One of the most common complaints about litigation and arbitration proceedings is the length of time it can take to resolve a dispute and get to a final judgment or award. Prolonged proceedings almost inevitably result in increased costs, the draining of a company’s management resources and distraction from the business.

However, in the energy and commodities sector, there are a variety of expedited or fast-track procedures available to enable and promote faster dispute resolution.

Some of these procedures have been available to the industry – for certain, specific types and sizes of dispute – for many years. Others are more recent developments. For example, the SIAC Rules 2016, which came into effect on 1 August 2016, introduced a new expedited procedure (see our previous alert on this here) and the ICC followed suit with its expedited procedure provisions on 1 March 2017 (for a more detailed review, see our recent alert here). Last year also saw the English High Court commence trial of a Shorter Trials Scheme (the STS) aimed at streamlining procedural timetables1.

This alert seeks to:

  • identify and compare the key features of the main expedited disputes processes available to participants in the energy and commodities sector – namely those under the STS and the SIAC, ICC, LMAA, GAFTA and FOSFA arbitration rules and procedures2; and
  • highlight some of the overarching themes relevant to those expedited procedures.
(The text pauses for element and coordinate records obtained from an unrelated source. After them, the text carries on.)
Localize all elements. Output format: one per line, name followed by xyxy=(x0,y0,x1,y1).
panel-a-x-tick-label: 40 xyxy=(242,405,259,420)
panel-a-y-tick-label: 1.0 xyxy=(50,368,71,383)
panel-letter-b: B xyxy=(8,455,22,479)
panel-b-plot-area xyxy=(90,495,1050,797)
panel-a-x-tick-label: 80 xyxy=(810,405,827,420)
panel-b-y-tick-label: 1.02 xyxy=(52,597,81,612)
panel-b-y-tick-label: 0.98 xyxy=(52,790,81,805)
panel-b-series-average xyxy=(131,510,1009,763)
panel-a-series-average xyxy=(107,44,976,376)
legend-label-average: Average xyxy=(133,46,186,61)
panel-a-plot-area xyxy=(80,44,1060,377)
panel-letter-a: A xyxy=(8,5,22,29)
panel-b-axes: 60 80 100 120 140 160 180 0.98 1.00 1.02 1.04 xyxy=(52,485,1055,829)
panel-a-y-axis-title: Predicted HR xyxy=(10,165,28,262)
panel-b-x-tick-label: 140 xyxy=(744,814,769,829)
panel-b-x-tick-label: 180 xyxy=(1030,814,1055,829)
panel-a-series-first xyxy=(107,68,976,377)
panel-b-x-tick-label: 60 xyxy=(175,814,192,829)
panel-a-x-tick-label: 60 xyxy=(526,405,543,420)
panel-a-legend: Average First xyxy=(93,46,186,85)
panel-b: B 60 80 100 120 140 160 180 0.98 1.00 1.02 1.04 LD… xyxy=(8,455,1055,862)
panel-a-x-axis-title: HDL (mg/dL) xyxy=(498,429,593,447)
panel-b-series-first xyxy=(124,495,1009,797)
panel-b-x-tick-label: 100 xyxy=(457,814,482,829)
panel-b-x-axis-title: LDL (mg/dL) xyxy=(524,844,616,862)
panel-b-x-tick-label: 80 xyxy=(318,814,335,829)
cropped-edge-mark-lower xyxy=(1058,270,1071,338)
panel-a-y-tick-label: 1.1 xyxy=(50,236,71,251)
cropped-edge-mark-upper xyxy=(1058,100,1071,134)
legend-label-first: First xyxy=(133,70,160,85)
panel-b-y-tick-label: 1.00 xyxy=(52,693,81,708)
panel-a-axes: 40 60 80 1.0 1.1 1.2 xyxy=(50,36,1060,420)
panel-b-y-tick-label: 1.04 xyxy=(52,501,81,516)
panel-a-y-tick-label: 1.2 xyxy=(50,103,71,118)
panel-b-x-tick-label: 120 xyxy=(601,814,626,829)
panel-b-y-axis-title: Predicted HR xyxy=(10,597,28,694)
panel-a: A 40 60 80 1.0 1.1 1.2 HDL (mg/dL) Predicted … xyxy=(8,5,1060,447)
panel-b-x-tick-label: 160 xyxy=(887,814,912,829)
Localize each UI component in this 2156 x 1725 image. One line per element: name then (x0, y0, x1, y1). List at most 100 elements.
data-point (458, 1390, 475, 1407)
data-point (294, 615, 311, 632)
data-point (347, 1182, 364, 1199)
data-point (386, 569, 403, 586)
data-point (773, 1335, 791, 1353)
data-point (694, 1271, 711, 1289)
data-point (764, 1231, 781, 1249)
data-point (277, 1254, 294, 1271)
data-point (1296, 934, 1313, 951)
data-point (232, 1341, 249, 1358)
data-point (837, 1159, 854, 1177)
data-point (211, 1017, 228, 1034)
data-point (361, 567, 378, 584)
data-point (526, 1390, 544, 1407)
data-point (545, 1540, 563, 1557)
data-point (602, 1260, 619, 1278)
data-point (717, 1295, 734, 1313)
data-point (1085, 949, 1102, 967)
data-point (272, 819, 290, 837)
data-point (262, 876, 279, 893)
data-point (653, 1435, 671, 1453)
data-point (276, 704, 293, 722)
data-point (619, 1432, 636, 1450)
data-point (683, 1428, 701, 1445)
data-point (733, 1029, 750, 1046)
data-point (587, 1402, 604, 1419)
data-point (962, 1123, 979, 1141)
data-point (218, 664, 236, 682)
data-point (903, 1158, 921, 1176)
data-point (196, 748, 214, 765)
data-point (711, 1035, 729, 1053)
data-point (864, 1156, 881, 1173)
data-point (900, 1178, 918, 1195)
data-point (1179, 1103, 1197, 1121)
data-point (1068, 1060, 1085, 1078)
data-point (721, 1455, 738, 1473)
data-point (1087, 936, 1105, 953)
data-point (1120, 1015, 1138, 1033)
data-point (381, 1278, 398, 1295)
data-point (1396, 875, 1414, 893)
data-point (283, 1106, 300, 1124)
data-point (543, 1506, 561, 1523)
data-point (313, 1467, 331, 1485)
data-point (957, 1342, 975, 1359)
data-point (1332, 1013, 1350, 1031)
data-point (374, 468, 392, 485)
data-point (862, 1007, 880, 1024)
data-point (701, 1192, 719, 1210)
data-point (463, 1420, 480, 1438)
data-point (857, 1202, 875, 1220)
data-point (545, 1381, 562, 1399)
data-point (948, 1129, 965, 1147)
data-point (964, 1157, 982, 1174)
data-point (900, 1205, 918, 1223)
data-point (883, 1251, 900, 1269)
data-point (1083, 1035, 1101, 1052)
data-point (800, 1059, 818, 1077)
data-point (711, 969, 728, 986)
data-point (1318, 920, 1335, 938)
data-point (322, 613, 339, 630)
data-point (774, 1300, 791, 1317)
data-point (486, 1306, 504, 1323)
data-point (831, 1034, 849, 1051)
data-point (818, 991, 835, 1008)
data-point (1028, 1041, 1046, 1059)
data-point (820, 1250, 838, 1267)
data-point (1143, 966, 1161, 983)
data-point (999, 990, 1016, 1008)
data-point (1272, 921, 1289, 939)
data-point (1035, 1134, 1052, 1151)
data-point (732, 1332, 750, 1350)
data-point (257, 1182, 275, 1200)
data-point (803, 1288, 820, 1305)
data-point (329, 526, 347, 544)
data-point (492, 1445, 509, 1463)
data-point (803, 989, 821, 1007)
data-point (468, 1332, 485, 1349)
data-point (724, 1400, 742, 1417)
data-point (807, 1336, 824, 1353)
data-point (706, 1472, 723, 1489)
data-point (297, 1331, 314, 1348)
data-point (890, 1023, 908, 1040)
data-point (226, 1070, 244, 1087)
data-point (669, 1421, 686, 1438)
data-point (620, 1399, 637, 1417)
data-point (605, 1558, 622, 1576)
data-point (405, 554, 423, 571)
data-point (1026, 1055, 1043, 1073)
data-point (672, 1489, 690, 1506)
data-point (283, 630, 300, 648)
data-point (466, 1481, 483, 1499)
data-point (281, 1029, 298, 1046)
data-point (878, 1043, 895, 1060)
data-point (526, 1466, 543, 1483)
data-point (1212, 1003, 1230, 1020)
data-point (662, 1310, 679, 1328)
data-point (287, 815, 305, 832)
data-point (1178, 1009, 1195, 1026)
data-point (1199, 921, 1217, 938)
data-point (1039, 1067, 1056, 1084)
Authors: Shareena Edmonds Vassia Payiataki Karen B. Ellison Kate Whelan

Type: Client Alerts

Overarching themes

Certain expedited procedures can be used even in the face of opposition from the counterparty

Given the importance of party autonomy and consent in dispute resolution, it might be expected that a party’s express consent would be needed to use an expedited procedure, whether evidenced within the dispute resolution clause or arbitration agreement itself, or by way of an opt in after a particular dispute has arisen. While this is certainly a requirement under some of the rules (e.g., the LMAA3 Fast and Low Cost Arbitration (FALCA) Rules) for certain procedures (e.g., the English High Court STS and the SIAC Rules 2016), one party to the dispute can make a unilateral application which, if successful, will mean the dispute is submitted to an expedited procedure even if the other side objects.